The running time is a bit of a giveaway – these days any comic book movie that doesn't get close to two and a half hours is probably a stinker. Michael Morbius (Leto) is the genius, maverick scientist desperately searching for a cure to the rare blood condition that has left him unable to walk without sticks and needing transfusions several times a day. Funding his research is a maverick rich guy and surrogate brother Milo (Smith) who suffers from the same condition. Morbius' solution is a serum taken from vampire bat's blood which gives him superhuman abilities but a craving for blood and something of a temper.

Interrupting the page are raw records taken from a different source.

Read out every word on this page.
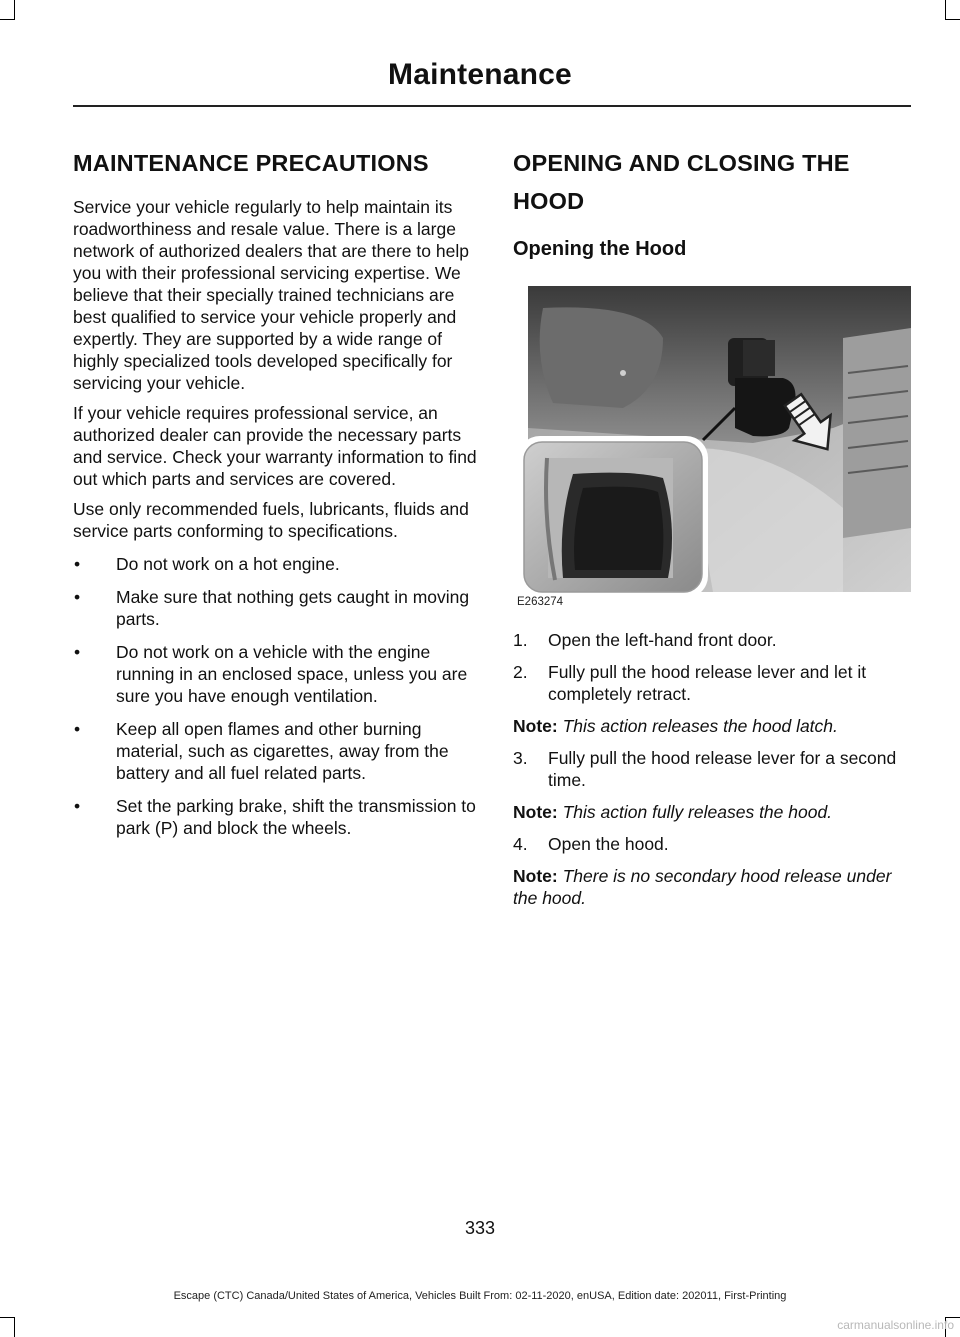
Maintenance
MAINTENANCE PRECAUTIONS

Service your vehicle regularly to help maintain its roadworthiness and resale value. There is a large network of authorized dealers that are there to help you with their professional servicing expertise. We believe that their specially trained technicians are best qualified to service your vehicle properly and expertly. They are supported by a wide range of highly specialized tools developed specifically for servicing your vehicle.

If your vehicle requires professional service, an authorized dealer can provide the necessary parts and service. Check your warranty information to find out which parts and services are covered.

Use only recommended fuels, lubricants, fluids and service parts conforming to specifications.

• Do not work on a hot engine.
• Make sure that nothing gets caught in moving parts.
• Do not work on a vehicle with the engine running in an enclosed space, unless you are sure you have enough ventilation.
• Keep all open flames and other burning material, such as cigarettes, away from the battery and all fuel related parts.
• Set the parking brake, shift the transmission to park (P) and block the wheels.
OPENING AND CLOSING THE
HOOD
Opening the Hood
E263274
1. Open the left-hand front door.
2. Fully pull the hood release lever and let it completely retract.

Note: This action releases the hood latch.

3. Fully pull the hood release lever for a second time.

Note: This action fully releases the hood.

4. Open the hood.

Note: There is no secondary hood release under the hood.

333
Escape (CTC) Canada/United States of America, Vehicles Built From: 02-11-2020, enUSA, Edition date: 202011, First-Printing
carmanualsonline.info
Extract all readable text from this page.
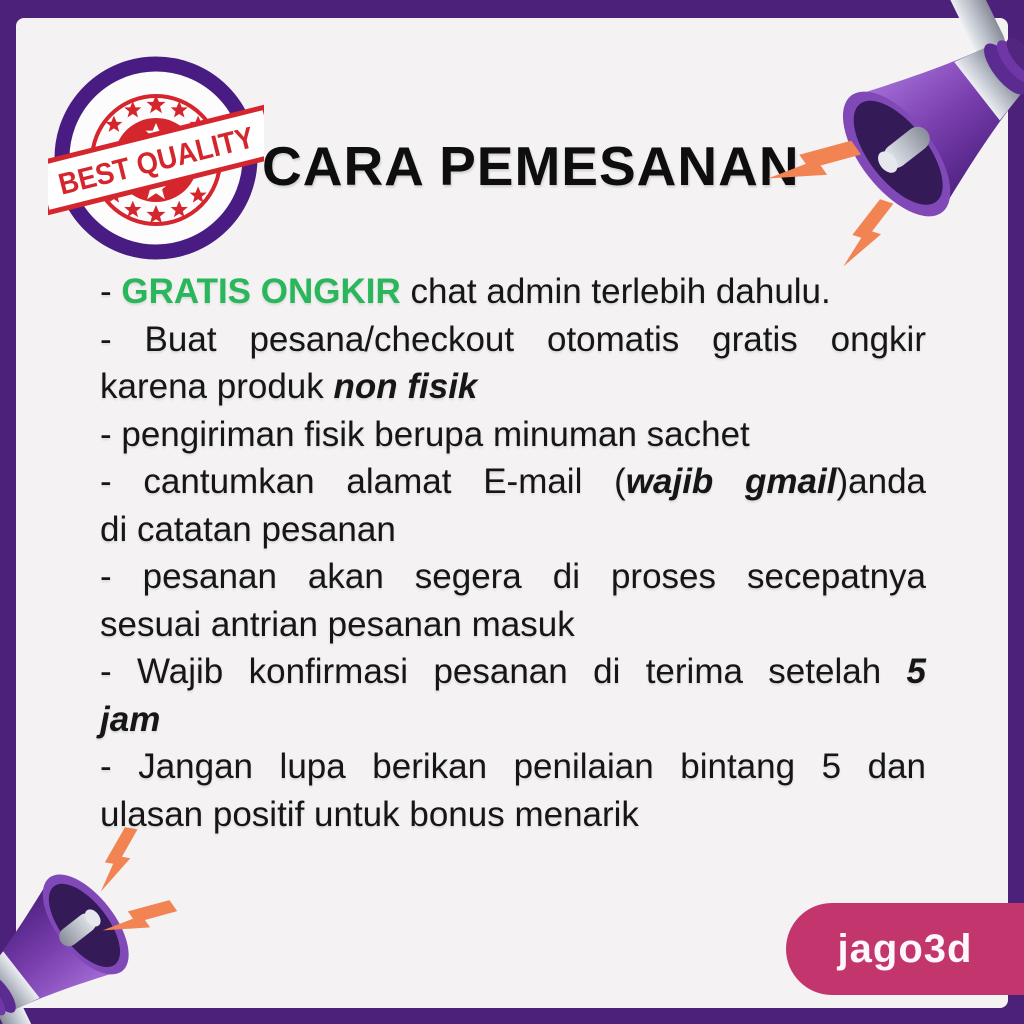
BEST QUALITY
CARA PEMESANAN
- GRATIS ONGKIR chat admin terlebih dahulu.
- Buat pesana/checkout otomatis gratis ongkir
karena produk non fisik
- pengiriman fisik berupa minuman sachet
- cantumkan alamat E-mail (wajib gmail)anda
di catatan pesanan
- pesanan akan segera di proses secepatnya
sesuai antrian pesanan masuk
- Wajib konfirmasi pesanan di terima setelah 5
jam
- Jangan lupa berikan penilaian bintang 5 dan
ulasan positif untuk bonus menarik
jago3d
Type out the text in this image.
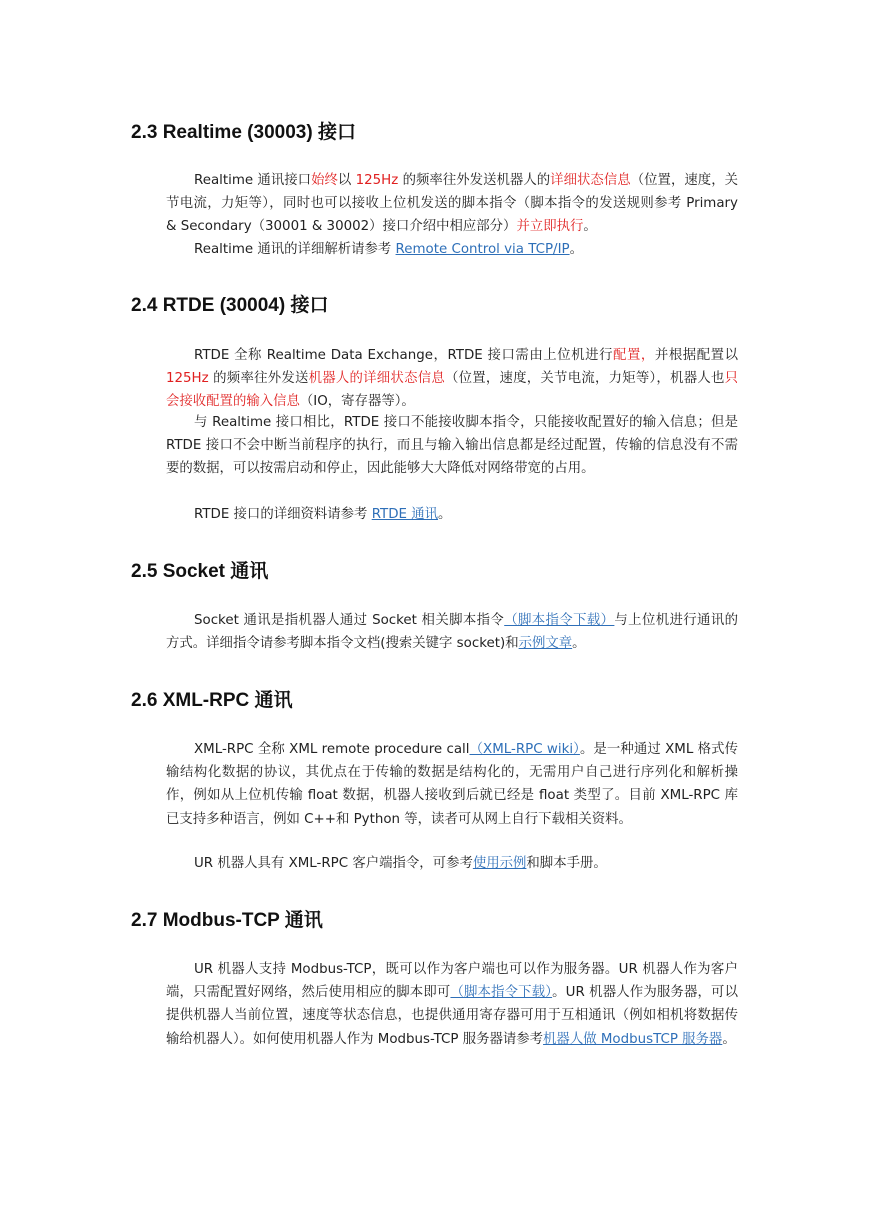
2.3 Realtime (30003) 接口

Realtime 通讯接口始终以 125Hz 的频率往外发送机器人的详细状态信息（位置，速度，关节电流，力矩等），同时也可以接收上位机发送的脚本指令（脚本指令的发送规则参考 Primary & Secondary（30001 & 30002）接口介绍中相应部分）并立即执行。

Realtime 通讯的详细解析请参考 Remote Control via TCP/IP。

2.4 RTDE (30004) 接口

RTDE 全称 Realtime Data Exchange，RTDE 接口需由上位机进行配置，并根据配置以 125Hz 的频率往外发送机器人的详细状态信息（位置，速度，关节电流，力矩等），机器人也只会接收配置的输入信息（IO，寄存器等）。

与 Realtime 接口相比，RTDE 接口不能接收脚本指令，只能接收配置好的输入信息；但是 RTDE 接口不会中断当前程序的执行，而且与输入输出信息都是经过配置，传输的信息没有不需要的数据，可以按需启动和停止，因此能够大大降低对网络带宽的占用。

RTDE 接口的详细资料请参考 RTDE 通讯。

2.5 Socket 通讯

Socket 通讯是指机器人通过 Socket 相关脚本指令（脚本指令下载）与上位机进行通讯的方式。详细指令请参考脚本指令文档(搜索关键字 socket)和示例文章。

2.6 XML-RPC 通讯

XML-RPC 全称 XML remote procedure call（XML-RPC wiki）。是一种通过 XML 格式传输结构化数据的协议，其优点在于传输的数据是结构化的，无需用户自己进行序列化和解析操作，例如从上位机传输 float 数据，机器人接收到后就已经是 float 类型了。目前 XML-RPC 库已支持多种语言，例如 C++和 Python 等，读者可从网上自行下载相关资料。

UR 机器人具有 XML-RPC 客户端指令，可参考使用示例和脚本手册。

2.7 Modbus-TCP 通讯

UR 机器人支持 Modbus-TCP，既可以作为客户端也可以作为服务器。UR 机器人作为客户端，只需配置好网络，然后使用相应的脚本即可（脚本指令下载）。UR 机器人作为服务器，可以提供机器人当前位置，速度等状态信息，也提供通用寄存器可用于互相通讯（例如相机将数据传输给机器人）。如何使用机器人作为 Modbus-TCP 服务器请参考机器人做 ModbusTCP 服务器。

Vampires are just about the most overworked genre still being employed by the cinema, but Morbius doesn't stop there: it lines up plenty more dead horses for a good flogging. He's The Fly's Seth Brundle, recklessly using himself as a guinea pig for his experiment. He’s the Hulk, trying to control the destructive powers he's given himself. There's even a bit of Matrix-style bullet-time imagery crammed in there.
With no new ideas to offer, the material needs to be delivered with a bit of flash, but the action sequences, set design and special effects all seem to belong to a distant past when comic book movies were dashed off quickly and on the cheap.
Of course, all these criticisms were levelled at the previous Spider spin-off, Venom, and that went on to be a surprise hit. That though had Tom Hardy doing a Jekyll and Hyde turn in the main role. This has a perfectly fine, rather dignified performance by Leto which would be perfect in a good movie, but can’t lift a drab one. This is tough on Leto, who deserves a break after the reception to his performance as the Joker.
Another performer deserving a break is Matt Smith. Since leaving Doctor Who, his choice of big-screen projects has been unerringly bad. He's been in the execrable Terminator Genysis, Ryan Gosling’s derided directorial debut Lost River and then wasn't in the last Star Wars film (perhaps a lucky break). He is playing the villain here and I think he's the best thing in it, the only element adding a bit of fun and energy to proceedings. The delivery of his last line is beautifully judged and very touching.